The rand, which has in recent years largely responded negatively after the budget speech, showed some positive indicators. Before the speech it was slightly weaker at R18.92/$. But as the minister spoke it began to firm. By 5.15pm the rand was at R18.83/$.
While the markets warmly received the budget, the liquor industry warned the aboveinflation rise in sin taxes would give rise to the growth of the black market in the sector.
Godongwana increased tax on a can of beer and cider 14c each and 28c on a bottle of wine. A bottle of spirits, including whisky, gin and vodka, will cost R5.53 more in taxes, and electronic delivery systems (vapes) tax will increase R3.04/ml. A pack of cigarettes will cost 97c more in taxes.
ILLICIT ALCOHOL
Wine growers have faced tough years, with sales bans in 2020 and 2021, and load-shedding and rising fertiliser prices increasing costs, while the disruptions at the Port of Cape Town delay exports. The wine industry argues that there is a large, growing market for illicit alcohol, which provides consumers with access to more affordable alternatives but could be more harmful.
The 2023 results from the world’s second-largest brewer, Heineken, released last week, show its SA operations, which include Windhoek beer, Savanna and 4th Street mainstream wine, recorded single-digit revenue declines.
“When prices rise faster than incomes, people can afford fewer goods and services. Cheaper goods, including illicit and blackmarket products, become more tempting,” said industry body SA Wine’s stakeholder engagement manager, Christo Conradie.
Cosatu, a labour federation and ally of the ANC, was not amused by Godongwana’s budget.
“The Treasury treated the budget as little more than a bean-counting exercise and failed to seize the moment to respond decisively to the myriad challenges workers, society, the economy and the state are facing,” said Matthew Parks, acting national spokesperson of Cosatu.
“The reason we are in a crisis the economy is not growing and unemployment remains dangerously high. The growth in debt is a symptom, not a cause, of this.”
Parks said the solution was to stimulate the economy, reduce unemployment, provide relief to the poor, rebuild the state and tackle crime and corruption. He supported the agreement to release R150bn from the Gold and Foreign Exchange Contingency Reserve Account “to ease the fiscal pressures”.
“It is critical these reserves be used strategically to stabilise and rebuild Eskom and Transnet in particular, as this can only be a one-off relief and needs to be utilised to grow the economy and reduce unemployment,” he said.
ELECTIONEERING BUDGET
Opposition political parties expressed disappointment at what they called an “electioneering budget”. They took issue with the government’s decision to “raid” R150bn from the contingency reserve account to help improve fiscal prospects, saying this could undermine the credibility of monetary policy.

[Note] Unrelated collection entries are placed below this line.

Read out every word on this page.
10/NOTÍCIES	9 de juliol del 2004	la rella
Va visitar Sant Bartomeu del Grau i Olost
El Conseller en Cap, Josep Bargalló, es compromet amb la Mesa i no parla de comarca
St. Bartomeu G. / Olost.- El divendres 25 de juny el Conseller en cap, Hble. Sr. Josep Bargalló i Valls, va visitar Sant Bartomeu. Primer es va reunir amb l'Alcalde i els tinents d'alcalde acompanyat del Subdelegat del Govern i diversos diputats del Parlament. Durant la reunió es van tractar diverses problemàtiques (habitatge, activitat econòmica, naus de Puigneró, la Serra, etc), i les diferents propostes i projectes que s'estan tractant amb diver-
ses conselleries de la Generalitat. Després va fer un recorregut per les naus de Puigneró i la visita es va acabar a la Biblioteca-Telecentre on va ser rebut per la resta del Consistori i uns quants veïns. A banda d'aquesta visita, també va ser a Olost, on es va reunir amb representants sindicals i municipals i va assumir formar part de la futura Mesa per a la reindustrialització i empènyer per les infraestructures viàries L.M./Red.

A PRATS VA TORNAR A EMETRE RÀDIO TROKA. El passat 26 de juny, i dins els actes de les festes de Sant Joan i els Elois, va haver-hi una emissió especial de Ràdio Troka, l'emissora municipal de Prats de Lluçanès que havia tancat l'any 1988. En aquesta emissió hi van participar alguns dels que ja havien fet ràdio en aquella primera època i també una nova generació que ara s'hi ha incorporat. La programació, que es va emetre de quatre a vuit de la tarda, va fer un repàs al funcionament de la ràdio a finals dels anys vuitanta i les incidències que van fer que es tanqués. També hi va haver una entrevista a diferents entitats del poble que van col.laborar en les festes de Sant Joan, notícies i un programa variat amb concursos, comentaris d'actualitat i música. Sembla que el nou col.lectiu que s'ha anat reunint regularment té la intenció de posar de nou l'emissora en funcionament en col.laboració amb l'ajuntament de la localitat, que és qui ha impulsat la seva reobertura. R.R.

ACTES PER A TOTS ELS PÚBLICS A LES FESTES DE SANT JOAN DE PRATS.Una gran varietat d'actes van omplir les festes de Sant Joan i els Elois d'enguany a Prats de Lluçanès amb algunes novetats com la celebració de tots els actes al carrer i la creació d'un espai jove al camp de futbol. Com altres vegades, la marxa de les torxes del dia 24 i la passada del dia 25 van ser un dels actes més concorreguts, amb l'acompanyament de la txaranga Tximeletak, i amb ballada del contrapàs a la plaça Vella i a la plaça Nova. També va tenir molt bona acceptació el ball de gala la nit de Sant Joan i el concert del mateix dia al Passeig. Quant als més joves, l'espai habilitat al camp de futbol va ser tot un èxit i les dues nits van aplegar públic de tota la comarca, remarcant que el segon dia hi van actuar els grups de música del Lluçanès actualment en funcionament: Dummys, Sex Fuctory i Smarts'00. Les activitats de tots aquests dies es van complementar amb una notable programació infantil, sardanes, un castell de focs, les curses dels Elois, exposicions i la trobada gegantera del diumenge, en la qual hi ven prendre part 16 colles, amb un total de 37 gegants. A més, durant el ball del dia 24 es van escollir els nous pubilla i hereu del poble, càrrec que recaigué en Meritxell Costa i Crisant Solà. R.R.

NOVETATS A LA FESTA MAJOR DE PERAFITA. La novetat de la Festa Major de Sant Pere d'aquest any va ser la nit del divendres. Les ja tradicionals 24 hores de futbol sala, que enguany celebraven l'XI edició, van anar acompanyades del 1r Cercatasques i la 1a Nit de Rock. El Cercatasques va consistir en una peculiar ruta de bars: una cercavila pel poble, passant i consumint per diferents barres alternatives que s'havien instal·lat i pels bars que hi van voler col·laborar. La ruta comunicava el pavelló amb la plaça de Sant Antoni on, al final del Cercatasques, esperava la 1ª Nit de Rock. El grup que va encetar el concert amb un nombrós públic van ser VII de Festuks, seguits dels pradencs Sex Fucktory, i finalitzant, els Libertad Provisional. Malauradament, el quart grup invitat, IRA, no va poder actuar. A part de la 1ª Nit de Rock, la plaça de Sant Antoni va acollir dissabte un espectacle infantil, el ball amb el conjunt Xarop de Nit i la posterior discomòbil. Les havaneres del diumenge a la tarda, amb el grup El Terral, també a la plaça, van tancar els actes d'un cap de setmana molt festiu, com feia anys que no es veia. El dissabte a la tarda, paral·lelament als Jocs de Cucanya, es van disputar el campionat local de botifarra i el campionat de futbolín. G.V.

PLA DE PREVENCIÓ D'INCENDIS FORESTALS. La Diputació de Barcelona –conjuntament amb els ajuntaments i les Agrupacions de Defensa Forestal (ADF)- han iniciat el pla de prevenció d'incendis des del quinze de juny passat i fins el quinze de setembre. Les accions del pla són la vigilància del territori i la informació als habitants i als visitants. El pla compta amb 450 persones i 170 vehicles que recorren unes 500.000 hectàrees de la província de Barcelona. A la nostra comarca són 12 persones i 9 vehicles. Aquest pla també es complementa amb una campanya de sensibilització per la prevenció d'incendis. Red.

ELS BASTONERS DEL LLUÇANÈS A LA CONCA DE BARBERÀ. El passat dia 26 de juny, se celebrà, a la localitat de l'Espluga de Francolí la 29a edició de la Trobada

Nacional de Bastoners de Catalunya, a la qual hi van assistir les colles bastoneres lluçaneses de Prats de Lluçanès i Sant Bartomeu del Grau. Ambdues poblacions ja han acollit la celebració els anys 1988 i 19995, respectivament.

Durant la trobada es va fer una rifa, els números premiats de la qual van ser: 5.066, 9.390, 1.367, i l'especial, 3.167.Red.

DA finance spokesperson Dion George said the budget was another indication of a “panicking ANC government that has no plan to accelerate economic growth, resolve relentless blackouts, stabilise debt, reign in runaway expenditure, support vulnerable South Africans and combat corruption”.
UDM deputy president Nqabayomzi Kwankwa described it as an “electioneering budget” and blamed the ANC government for “mismanaging the economy”. IFP MP Mzamo Buthelezi dismissed Godongwana for saying “all the nice things people like to hear”.
Freedom Front Plus leader Pieter Groenewald said SA was in “big trouble” and warned people against being misled by the budget speech. EFF chairperson Veronica Mente said the ANC lacked “a plan on how you grow the economy” or provide service delivery.